I want to do step by step Cross-Validation using glmnet. For this I must have a vector with all variables from model.matrix.
For example, one of the R examples for model.matrix are:
dd <- data.frame(a = gl(3,4), b = gl(4,1,12))
options("contrasts")
model.matrix(~ a + b, dd, contrasts = list(a = "contr.sum"))
This gives:
(Intercept) a1 a2 b2 b3 b4
1 1 1 0 0 0 0
2 1 1 0 1 0 0
3 1 1 0 0 1 0
4 1 1 0 0 0 1
5 1 0 1 0 0 0
6 1 0 1 1 0 0
7 1 0 1 0 1 0
8 1 0 1 0 0 1
9 1 -1 -1 0 0 0
10 1 -1 -1 1 0 0
11 1 -1 -1 0 1 0
12 1 -1 -1 0 0 1
But there are in total 3 variables of a and 4 variables of b.
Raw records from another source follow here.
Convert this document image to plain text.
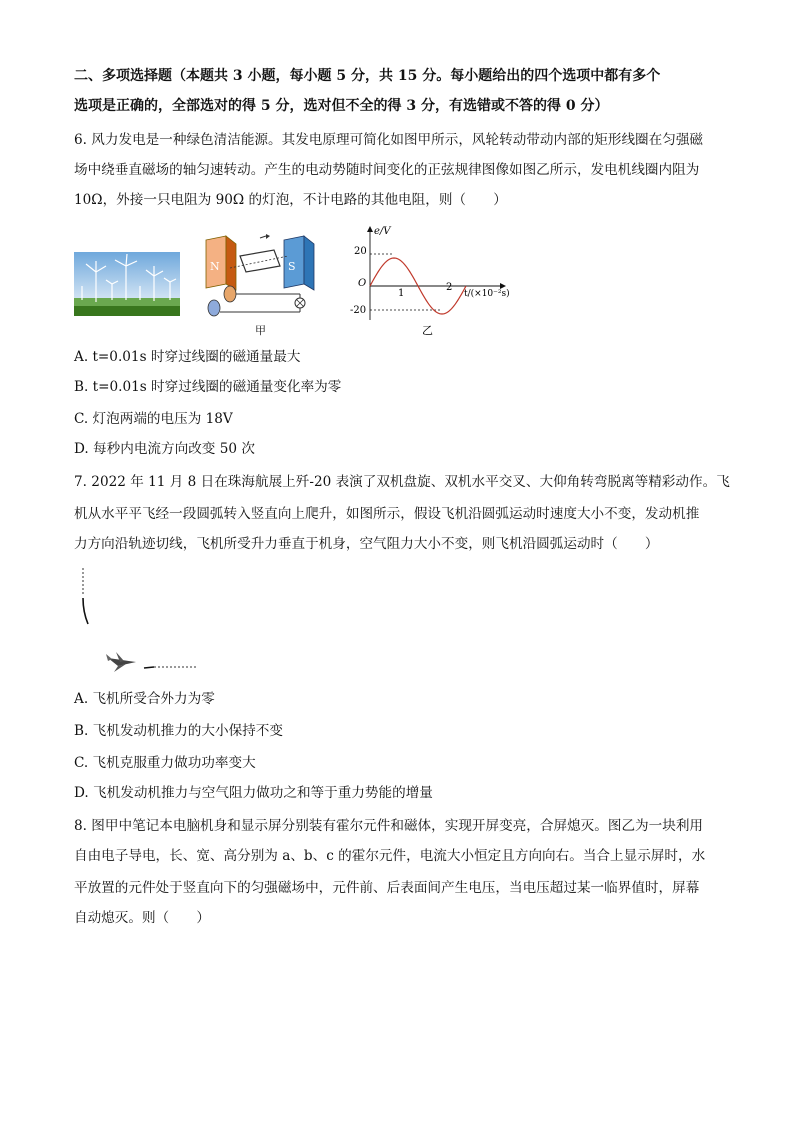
二、多项选择题（本题共 3 小题，每小题 5 分，共 15 分。每小题给出的四个选项中都有多个
选项是正确的，全部选对的得 5 分，选对但不全的得 3 分，有选错或不答的得 0 分）
6. 风力发电是一种绿色清洁能源。其发电原理可简化如图甲所示，风轮转动带动内部的矩形线圈在匀强磁
场中绕垂直磁场的轴匀速转动。产生的电动势随时间变化的正弦规律图像如图乙所示，发电机线圈内阻为
10Ω，外接一只电阻为 90Ω 的灯泡，不计电路的其他电阻，则（　　）
N	S
甲
e/V
t/(×10⁻²s)
O
20
-20
1
2
乙
A. t=0.01s 时穿过线圈的磁通量最大
B. t=0.01s 时穿过线圈的磁通量变化率为零
C. 灯泡两端的电压为 18V
D. 每秒内电流方向改变 50 次
7. 2022 年 11 月 8 日在珠海航展上歼-20 表演了双机盘旋、双机水平交叉、大仰角转弯脱离等精彩动作。飞
机从水平平飞经一段圆弧转入竖直向上爬升，如图所示，假设飞机沿圆弧运动时速度大小不变，发动机推
力方向沿轨迹切线，飞机所受升力垂直于机身，空气阻力大小不变，则飞机沿圆弧运动时（　　）
A. 飞机所受合外力为零
B. 飞机发动机推力的大小保持不变
C. 飞机克服重力做功功率变大
D. 飞机发动机推力与空气阻力做功之和等于重力势能的增量
8. 图甲中笔记本电脑机身和显示屏分别装有霍尔元件和磁体，实现开屏变亮，合屏熄灭。图乙为一块利用
自由电子导电，长、宽、高分别为 a、b、c 的霍尔元件，电流大小恒定且方向向右。当合上显示屏时，水
平放置的元件处于竖直向下的匀强磁场中，元件前、后表面间产生电压，当电压超过某一临界值时，屏幕
自动熄灭。则（　　）
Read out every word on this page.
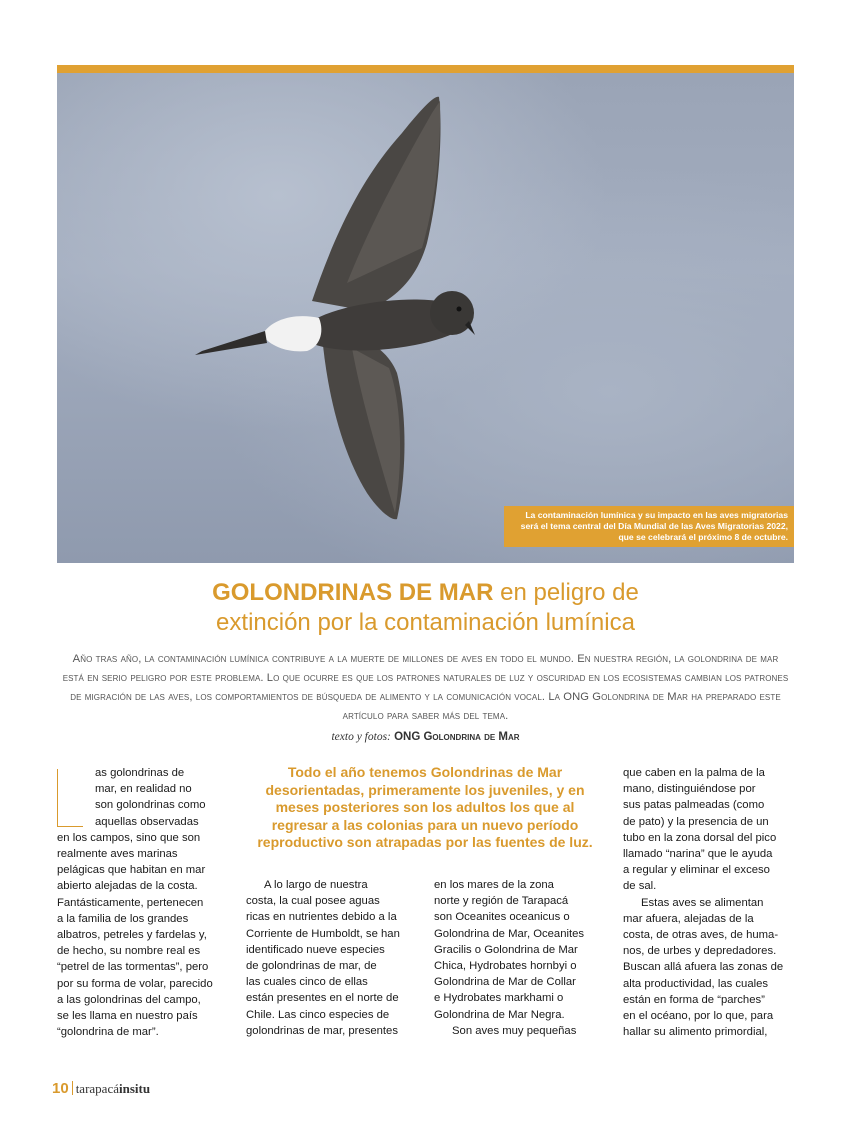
La contaminación lumínica y su impacto en las aves migratorias será el tema central del Día Mundial de las Aves Migratorias 2022, que se celebrará el próximo 8 de octubre.
GOLONDRINAS DE MAR en peligro de
extinción por la contaminación lumínica
Año tras año, la contaminación lumínica contribuye a la muerte de millones de aves en todo el mundo. En nuestra región, la golondrina de mar está en serio peligro por este problema. Lo que ocurre es que los patrones naturales de luz y oscuridad en los ecosistemas cambian los patrones de migración de las aves, los comportamientos de búsqueda de alimento y la comunicación vocal. La ONG Golondrina de Mar ha preparado este artículo para saber más del tema.
texto y fotos: ONG Golondrina de Mar

as golondrinas de

mar, en realidad no

son golondrinas como

aquellas observadas

en los campos, sino que son

realmente aves marinas

pelágicas que habitan en mar

abierto alejadas de la costa.

Fantásticamente, pertenecen

a la familia de los grandes

albatros, petreles y fardelas y,

de hecho, su nombre real es

“petrel de las tormentas”, pero

por su forma de volar, parecido

a las golondrinas del campo,

se les llama en nuestro país

“golondrina de mar”.

Todo el año tenemos Golondrinas de Mar desorientadas, primeramente los juveniles, y en meses posteriores son los adultos los que al regresar a las colonias para un nuevo período reproductivo son atrapadas por las fuentes de luz.

A lo largo de nuestra

costa, la cual posee aguas

ricas en nutrientes debido a la

Corriente de Humboldt, se han

identificado nueve especies

de golondrinas de mar, de

las cuales cinco de ellas

están presentes en el norte de

Chile. Las cinco especies de

golondrinas de mar, presentes

en los mares de la zona

norte y región de Tarapacá

son Oceanites oceanicus o

Golondrina de Mar, Oceanites

Gracilis o Golondrina de Mar

Chica, Hydrobates hornbyi o

Golondrina de Mar de Collar

e Hydrobates markhami o

Golondrina de Mar Negra.

Son aves muy pequeñas

que caben en la palma de la

mano, distinguiéndose por

sus patas palmeadas (como

de pato) y la presencia de un

tubo en la zona dorsal del pico

llamado “narina” que le ayuda

a regular y eliminar el exceso

de sal.

Estas aves se alimentan

mar afuera, alejadas de la

costa, de otras aves, de huma-

nos, de urbes y depredadores.

Buscan allá afuera las zonas de

alta productividad, las cuales

están en forma de “parches”

en el océano, por lo que, para

hallar su alimento primordial,

10 tarapacáinsitu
I also want these other variables a3 and b1. Because I will use this later for calculating the coefficients for a certain lambda:
x=model.matrix(~ a + b, dd, contrasts = list(a = "contr.sum"))
y=sample(0:1,12,replace=TRUE)
coef(glmnet(x,y,family="binomial"),s=0.01)
(Intercept) 2.900983
(Intercept) .
a1 .
a2 .
b2 -2.128341
b3 -2.128577
b4 -2.128798
Questions:
1.Why are a3 and b1 not included in above variables?
2.Is it possible to include a3 and b1 in the designmatrix, such that these will also appear in the coefficients?
3.And if 2. is possible, is it then also a mathematically correct thing to do?